Aborto, Iglesia y gobiernos “progresistas”
No es cierto que penalizando la interrupción del embarazo se impida abortar a la mujer. A las mujeres no se nos puede impedir que abortemos. No he conocido a ninguna mujer que, decidida a hacerlo, no lo haya hecho. Conocemos, eso sí, aquí, en Argentina y en cualquier otro lugar, muchachas que han perdido el útero, mujeres desangradas, mutiladas e incluso muertas. La cuestión no es si la mujer aborta o no. La mujer aborta, punto. Sea católica, musulmana, judía, pobre, rica, joven, madura, monja o mediopensionista. La cuestión es cómo lo hace, en qué condiciones. En cuanto a las niñas, el asunto es feroz, porque se las obliga a parir. Con diez, doce, catorce años. Se las obliga a gestar y a parir, en la inmensa mayoría de los casos tras sufrir violaciones. Y a eso le llaman pro-vida.
Así pues, siendo lo anterior innegable en el caso de las mujeres más o menos adultas, queda meridianamente claro de qué va la negativa a legalizar el aborto: No se trata de impedir que interrumpan su embarazo, sino de un castigo contra la mujer por el simple hecho de reclamarse soberana de su cuerpo, de exigir el manejo de su propia maternidad, su autonomía a la hora de ser.

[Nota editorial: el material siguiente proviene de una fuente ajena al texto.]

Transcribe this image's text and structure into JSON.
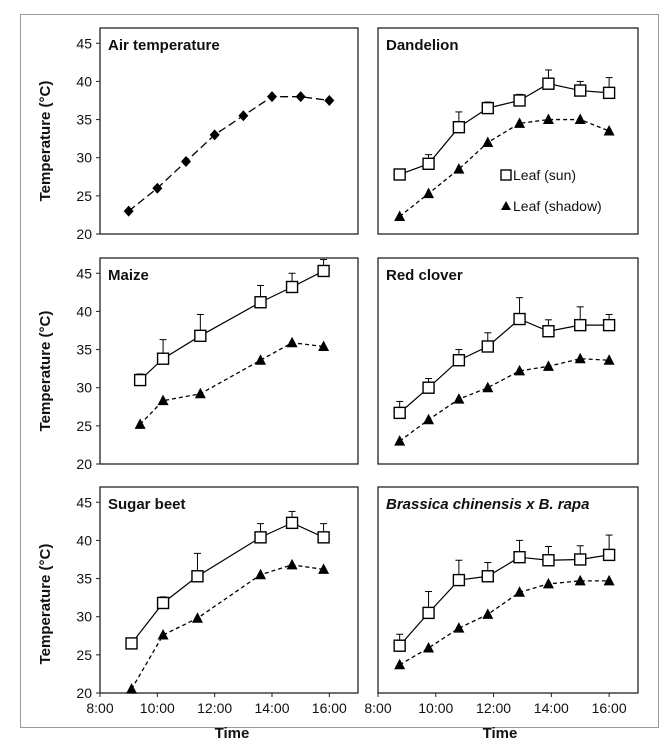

A nadie se le escapa que en el centro de todo este asunto se encuentra la Iglesia. La Iglesia católica, en el caso de España y Argentina, cuyo Senado acaba de rechazar la despenalización del aborto. La capacidad de repartir prebendas, de lobby, la penetración de los partidos políticos y las instituciones públicas por parte de la Iglesia es la herramienta. Pero en el caso de España, muy en particular en su labor “educativa”. Como ya expliqué en un artículo aquí mismo, en España hay alrededor de 4.000 centros privados concertados. De ellos, el 65% pertenecen a la Iglesia católica. Esto supone que más de un millón de escolares se forman cada año en dichas instituciones. O sea, que se forman en un relato que no solo castiga el hecho de ser mujer (Eva, origen de la mujer, es culpable de todos los males y la virginidad es la madre de todas las virtudes) sino que adoctrina en la afirmación de que la posibilidad de que una mujer decida sobre su propio cuerpo y sobre su maternidad es una abominación y va contra la vida. No entraré a discutir qué entiende esa gente por “vida”, pero sí que mientras millones de ciudadanos y ciudadanas alcancen la edad adulta habiendo sido de tal manera adoctrinados, la lucha por los derechos de la mujer es un camino extraordinariamente difícil y frustrante.
Alguien podría argumentar que cada familia tiene derecho a que sus hijos se eduquen según los criterios que les venga en gana. Por supuesto que no, ya que una sociedad debería impedir que la educación perpetúe discriminaciones, y en el caso de la Iglesia católica la discriminación de la mujer, así como de toda opción sexual diferente de la heterosexualidad, es palmaria. Pero más allá de eso, y mucho peor, debemos plantearnos con urgencia los más de 4.000 millones y medio de euros que el Estado destina a la Iglesia católica en concepto de “educación”. Mientras el Estado sufrague la educación en la desigualdad, la discriminación y la penalización de la mujer por ser mujer en general, y por hacer el uso de su cuerpo que le venga en gana en particular, mientras esto siga siendo así, la vida de las mujeres corre peligro, y es una vida peor, más ardua y dolorosa que la de los hombres.
Los mismos gobiernos (en este caso los socialistas) que dicen apoyar la despenalización del aborto son los que siguen hinchando las arcas católicas para que eduquen a la ciudadanía del futuro en lo contrario. ¿Para qué? Pues como ya es evidente que la mujer que quiere abortar, aborta, lo hacen como forma de castigo. Los gobiernos conservadores y las instituciones religiosas, sí, pero también aquellos que siguen nutriendo de dinero a la bestia.